The article by Malini Parthasarathy (Nov. 5) contains valid points to assert that cultural pluralism remains India’s strongest card and its best defence against attempts to wreck its integrity. The rendering of a song cannot be the basis for determining an individual’s patriotism. There are many meaningful and purposeful ways of expressing patriotism. I wonder how many people sing Vande Mataram anyway. It is sung in schools and once students leave school, they do not sing it anywhere. There are many even among Hindus who are opposed to prostrating before anyone. It does not mean they have no respect for elders. Respect should come from within; it should not be imposed.

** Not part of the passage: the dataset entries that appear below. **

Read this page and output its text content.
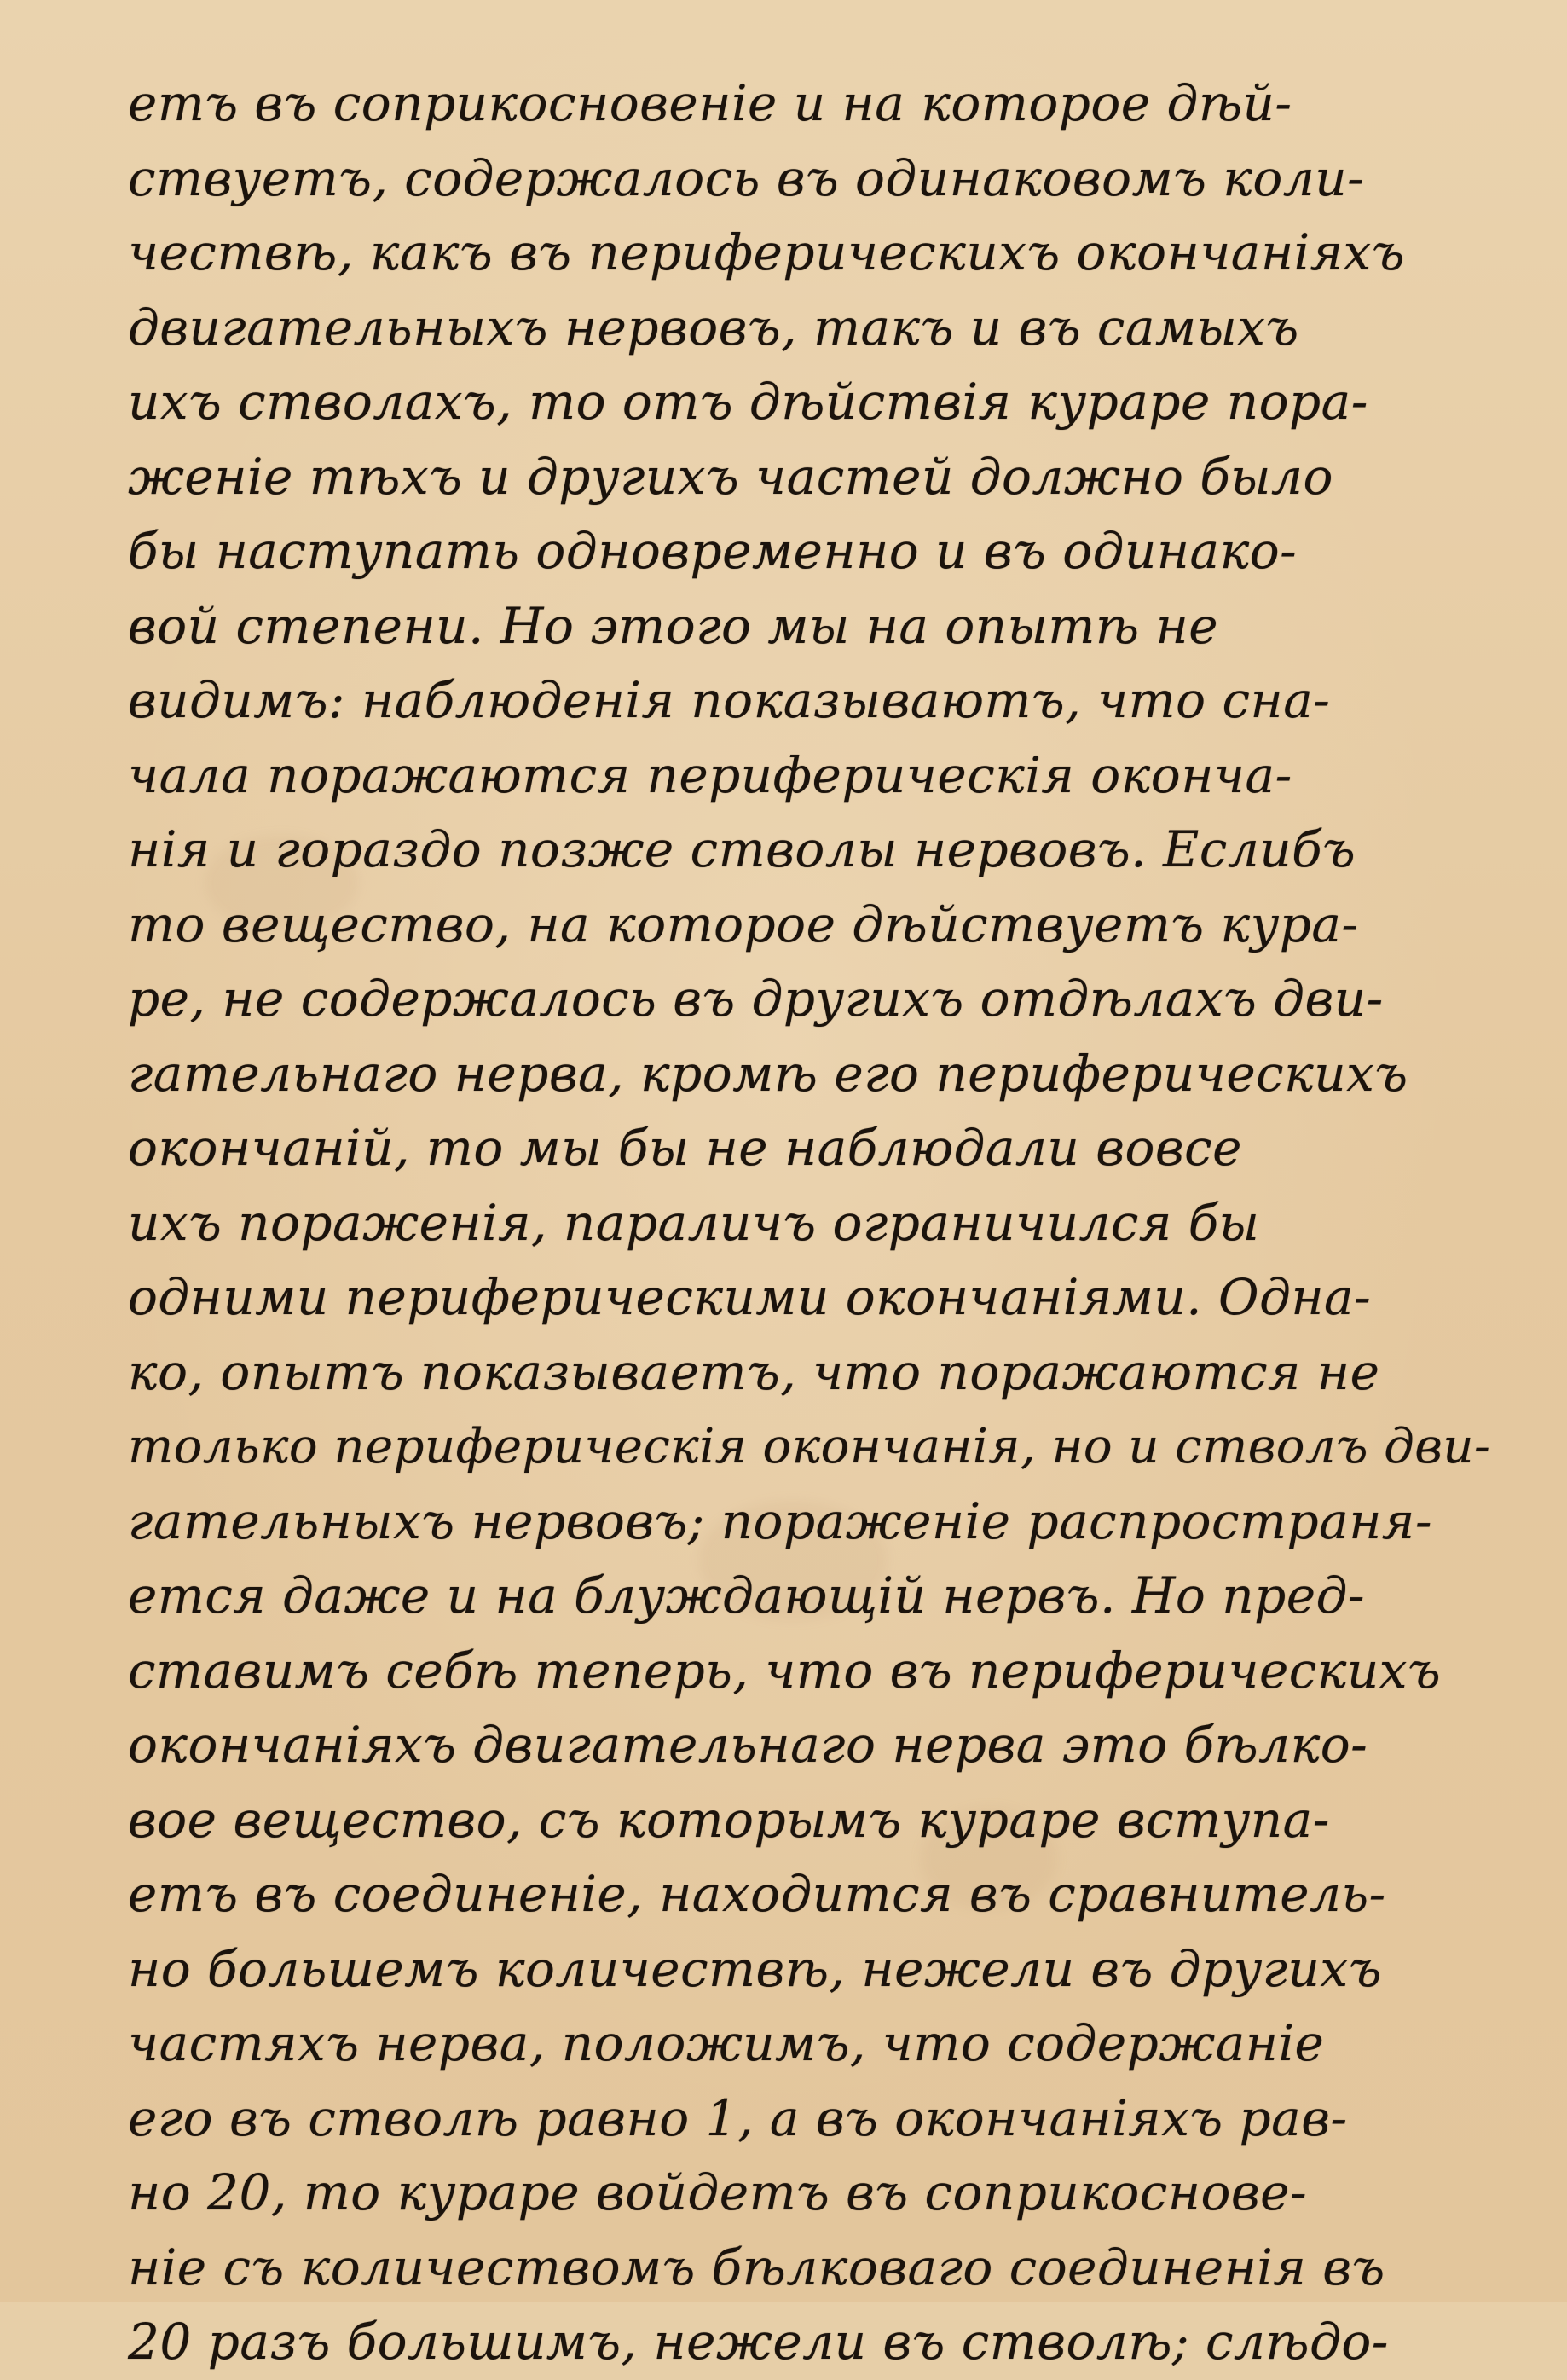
етъ въ соприкосновеніе и на которое дѣй-
ствуетъ, содержалось въ одинаковомъ коли-
чествѣ, какъ въ периферическихъ окончаніяхъ
двигательныхъ нервовъ, такъ и въ самыхъ
ихъ стволахъ, то отъ дѣйствія кураре пора-
женіе тѣхъ и другихъ частей должно было
бы наступать одновременно и въ одинако-
вой степени. Но этого мы на опытѣ не
видимъ: наблюденія показываютъ, что сна-
чала поражаются периферическія оконча-
нія и гораздо позже стволы нервовъ. Еслибъ
то вещество, на которое дѣйствуетъ кура-
ре, не содержалось въ другихъ отдѣлахъ дви-
гательнаго нерва, кромѣ его периферическихъ
окончаній, то мы бы не наблюдали вовсе
ихъ пораженія, параличъ ограничился бы
одними периферическими окончаніями. Одна-
ко, опытъ показываетъ, что поражаются не
только периферическія окончанія, но и стволъ дви-
гательныхъ нервовъ; пораженіе распространя-
ется даже и на блуждающій нервъ. Но пред-
ставимъ себѣ теперь, что въ периферическихъ
окончаніяхъ двигательнаго нерва это бѣлко-
вое вещество, съ которымъ кураре вступа-
етъ въ соединеніе, находится въ сравнитель-
но большемъ количествѣ, нежели въ другихъ
частяхъ нерва, положимъ, что содержаніе
его въ стволѣ равно 1, а въ окончаніяхъ рав-
но 20, то кураре войдетъ въ соприкоснове-
ніе съ количествомъ бѣлковаго соединенія въ
20 разъ большимъ, нежели въ стволѣ; слѣдо-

The BJP and other Hindutva forces that criticise the Jamiat resolution against singing Vande Mataram should understand that patriotism is not a commodity that can be displayed by singing a song. Not all those who sing Vande Mataram can be said to be patriotic. The fact that the BJP — which has lost elections in three States and is entangled in a leadership crisis — is harping on the non-issue shows that it is bereft of constructive programmes. Indians will never forget that Gandhiji was shot dead by a person owing allegiance to the saffron brigade.

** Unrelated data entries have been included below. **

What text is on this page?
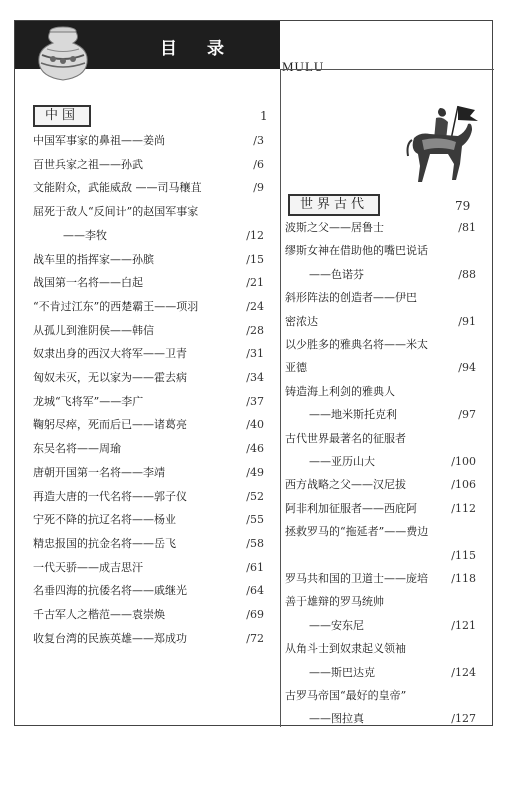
目录
MULU
中国	1
中国军事家的鼻祖——姜尚	/3
百世兵家之祖——孙武	/6
文能附众，武能威敌 ——司马穰苴	/9
屈死于敌人“反间计”的赵国军事家
——李牧	/12
战车里的指挥家——孙膑	/15
战国第一名将——白起	/21
“不肯过江东”的西楚霸王——项羽	/24
从孤儿到淮阴侯——韩信	/28
奴隶出身的西汉大将军——卫青	/31
匈奴未灭，无以家为——霍去病	/34
龙城“飞将军”——李广	/37
鞠躬尽瘁，死而后已——诸葛亮	/40
东吴名将——周瑜	/46
唐朝开国第一名将——李靖	/49
再造大唐的一代名将——郭子仪	/52
宁死不降的抗辽名将——杨业	/55
精忠报国的抗金名将——岳飞	/58
一代天骄——成吉思汗	/61
名垂四海的抗倭名将——戚继光	/64
千古军人之楷范——袁崇焕	/69
收复台湾的民族英雄——郑成功	/72
世界古代	79
波斯之父——居鲁士	/81
缪斯女神在借助他的嘴巴说话
——色诺芬	/88
斜形阵法的创造者——伊巴
密浓达	/91
以少胜多的雅典名将——米太
亚德	/94
铸造海上利剑的雅典人
——地米斯托克利	/97
古代世界最著名的征服者
——亚历山大	/100
西方战略之父——汉尼拔	/106
阿非利加征服者——西庇阿	/112
拯救罗马的“拖延者”——费边
/115
罗马共和国的卫道士——庞培 /118
善于雄辩的罗马统帅
——安东尼	/121
从角斗士到奴隶起义领袖
——斯巴达克	/124
古罗马帝国“最好的皇帝”
——图拉真	/127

The article was thought-provoking and timely. The JuH’s fatwa against terrorism is welcome. But its resolution describing the singing of Vande Mataram as un-Islamic is not. Monotheists among Hindus who believe in one Supreme being (ekanta bhaktas) have no compunctions about singing the national song. Religion is personal and should be confined to homes and places of worship.
T.V. Rama Rao,
The resolution against singing the national song arises from an inadequate understanding of the term “Vande” which also means salute or respect. Do not Muslims respect or salute and bow their heads in a court of law, Parliament, in the armed forces and the like? Will the Jamiat issue a fatwa saying MPs, MLAs, lawyers and armed forces personnel should disobey rules?